Est-il vraiment de plus en plus difficile, comme l’a récemment souligné le P-DG d’Hachette Livre, Arnaud Nourry, de publier des livres difficiles ?

C’est indéniable. Il faut désormais un faisceau de plusieurs médiateurs pour qu’un livre un peu difficile et de qualité réussisse à percer. Les exceptions restent des exceptions, comme en ce moment Un été avec Montaigne d’Antoine Compagnon. La notion même de livre de qualité est en crise. Le niveau d’exigence a tendance à baisser. Ce qu’on cherche en achetant un ouvrage, c’est d’abord à se divertir. Il y a d’ailleurs un aspect positif à la chose : devenu un bien de consommation courant, le livre est de plus en plus acheté comme cadeau. Ce qui concorde bien avec ce que soulignent les études depuis maintenant une vingtaine d’années : alors que le nombre de grands lecteurs a tendance à diminuer, le nombre de lecteurs occasionnels augmente.

« Je pense que les parents veulent que leurs enfants lisent des livres papier », dit Jack Jensen, P-DG de l’éditeur indépendant californien Chronicle Books. Est-ce un vœu pieux ou une réalité porteuse d’espoir ?

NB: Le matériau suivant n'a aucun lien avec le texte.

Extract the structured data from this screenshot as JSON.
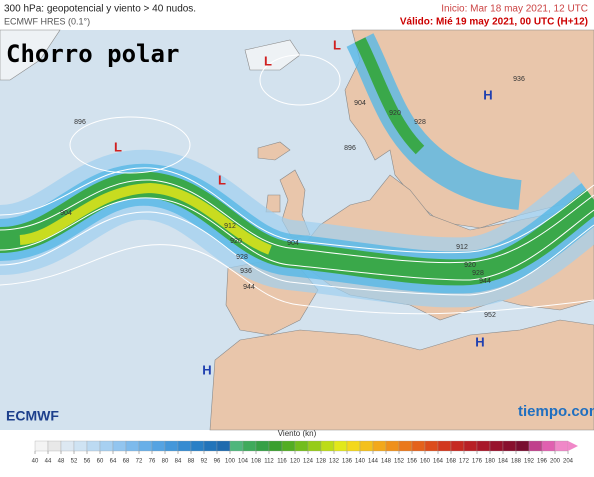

On manque de données sur l’évolution des pratiques de lecture chez les jeunes, mais le succès des séries de fantasy qui se sont installées dans le sillage d’Harry Potter est un signe positif : ainsi Eragon de Christopher Paolini ou les livres de la Québécoise Anne Robillard. Ces ouvrages destinés aux 12 ans et plus se vendent à des centaines de milliers d’exemplaires !

Propos recueillis par O.P.-V.

Christine Ferrand est rédactrice en chef de Livres Hebdo, le principal magazine professionnel consacré au monde du livre en France.